Centuria - Yüz Küçük Irmak Roman
Posted: 10 Ocak 2014 Cuma by bülent usta in
0
Öyle bir roman
düşünün ki, her biri daktilo kâğıdından biraz büyük bir sayfayı dolduracak
şekilde yazılmış birbirinden bağımsız yüz ayrı parçadan oluşsun ve her parça
kendi içinde ayrı bir bütün oluşturabilirken, yüzü bir araya gelince bir başka
bütün oluşturarak roman ortaya çıkarsın. Zor mu gözüküyor? Roman yazmak bile
başlı başına zor bir uğraşken, her biri bir roman olabilecek yüz ayrı parçadan
bir roman ortaya çıkarmak, herhalde imkânsız gözüken bir uğraş olarak
gelecektir pek çok kişiye. Ama bunu İtalya’nın avant-garde edebiyatının
öncülerinden, eleştirmen, denemeci, şair ve romancı Giorgio Manganelli
başarmış. Hem de öylesine iyi başarmış ki, 1979 yılında yayımlanmış bu romanın
öncü misyonu, 2007’lerde bile kendisine hayran bırakarak sürüyor.
“Centuria”, Roma
lejyonlarının yüz kişilik birliklerine verilen Latince bir isim. Bu isim,
Nostradamus’un dörtlüklerini topladığı kitabında ve Boccalini’nin bir eserinde
de gözükmüş, ama Manganelli’nin kitabına bu ismi seçerken tam olarak kimden ve
nasıl etkilendiği belli değil.
Calvino’nun
katkıları ve öncülüğüyle “Centuria”nın Fransızcaya çevrilmesi, Manganelli’yi
dünyaca ünlü bir yazar yapmıştır. Özellikle Calvino’nun romanı yere göğe
sığdıramayan bir de önsöz yazması, tüm Calvino takipçilerinin dikkatini bu
roman üzerine çekmiş ve uzun süre “Centuria” üzerine bitmek tükenmeyen
tartışmalar yaratmıştır.
Peki neydi
“Centuria”yı bu kadar ünlü yapan özellikler? Öncelikle her parçanın bir mikrokozmos
olması ve bir araya gelerek romanı (makrokozmosu) tamamlıyor oluşu, o güne
kadar gelen roman yazma biçimleri ve kurgusu üzerine ciddi bir tartışma
başlatmış ve farklı bir kurgu modeli olarak büyük bir yenilik getirmiştir.

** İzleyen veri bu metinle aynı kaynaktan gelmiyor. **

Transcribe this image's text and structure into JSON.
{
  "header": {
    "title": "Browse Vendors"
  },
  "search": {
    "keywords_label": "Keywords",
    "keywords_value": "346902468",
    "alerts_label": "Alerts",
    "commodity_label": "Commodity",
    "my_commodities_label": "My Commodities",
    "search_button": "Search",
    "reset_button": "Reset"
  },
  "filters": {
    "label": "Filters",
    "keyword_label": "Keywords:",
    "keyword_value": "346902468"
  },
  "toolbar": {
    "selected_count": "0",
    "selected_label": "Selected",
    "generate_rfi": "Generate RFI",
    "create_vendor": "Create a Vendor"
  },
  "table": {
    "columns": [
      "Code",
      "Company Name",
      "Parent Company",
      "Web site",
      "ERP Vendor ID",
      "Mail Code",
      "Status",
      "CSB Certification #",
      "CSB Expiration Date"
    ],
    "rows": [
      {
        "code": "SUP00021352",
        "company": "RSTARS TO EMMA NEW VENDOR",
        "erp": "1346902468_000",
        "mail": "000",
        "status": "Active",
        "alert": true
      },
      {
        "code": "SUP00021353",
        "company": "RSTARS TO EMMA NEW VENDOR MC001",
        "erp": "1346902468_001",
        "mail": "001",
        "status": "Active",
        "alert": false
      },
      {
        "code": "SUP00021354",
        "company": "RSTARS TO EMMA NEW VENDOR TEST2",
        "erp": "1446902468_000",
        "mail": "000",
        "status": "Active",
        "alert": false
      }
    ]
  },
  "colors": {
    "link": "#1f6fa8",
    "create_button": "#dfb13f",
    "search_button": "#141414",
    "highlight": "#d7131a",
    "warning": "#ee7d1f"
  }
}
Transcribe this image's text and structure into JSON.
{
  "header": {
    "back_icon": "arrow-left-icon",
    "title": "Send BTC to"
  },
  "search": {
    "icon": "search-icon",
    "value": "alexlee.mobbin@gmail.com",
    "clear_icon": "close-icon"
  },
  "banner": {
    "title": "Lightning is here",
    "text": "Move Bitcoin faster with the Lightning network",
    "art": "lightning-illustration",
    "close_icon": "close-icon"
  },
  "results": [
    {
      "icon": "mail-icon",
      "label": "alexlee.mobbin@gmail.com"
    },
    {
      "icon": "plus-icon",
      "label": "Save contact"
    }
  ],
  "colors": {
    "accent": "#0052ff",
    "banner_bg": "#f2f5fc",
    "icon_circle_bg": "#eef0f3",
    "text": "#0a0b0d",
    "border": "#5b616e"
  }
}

Ayrıca, parçaların tümünde roman karakterlerine bir isim vermek yerine, onları
anonimleştirerek, bir kadın, bir adam, bir şövalye, bir hayalet şeklinde
kurgulaması, tüm karakterleri makrokozmos içinde ortaklaştırmış, kendi mikrokozmoslarında
da birbirinden ayırmıştır. Her parçanın kendi başına bir bütünlük sergilemesi
ve hepsinin bir araya gelerek bir başka bütün oluşturmasının gizlerinden birisi
de bu yöntemdir. Bu parçaları (anlatıları) bir araya getirebilen diğer bir
özellik de benzer bir duygu ve yazım tekniğiyle yazılmış olmaları. Tüm parçalar
birbirinden farklı şeylerden bahsetse de, yarattığı duygu ortaklığı ve
gerçekliğin bir başka yönünü ve ayrıntısını ele almaya çalışması, kesintisiz
bir okumayı olanaklı kılıyor.
Gerçekliğin farklı
parçalarını ve ayrıntılarını ele alıyor derken, düşle gerçeğin, canlılarla
ölülerin, masallara özgü hayvanlarla sıradan insanların birbirinin içine
geçtiği tutarlı bir mantık ve inandırıcılıkla yazılmış olan bu anlatılar, bizi
kendi bütünlüğü içinde kaldığımız sürece şaşırtmak ve romana yabancılaşmamızı
sağlamak yerine, aslında gerçekliğin tüm bu gerçek-“üstü, ötesi ya da dışı”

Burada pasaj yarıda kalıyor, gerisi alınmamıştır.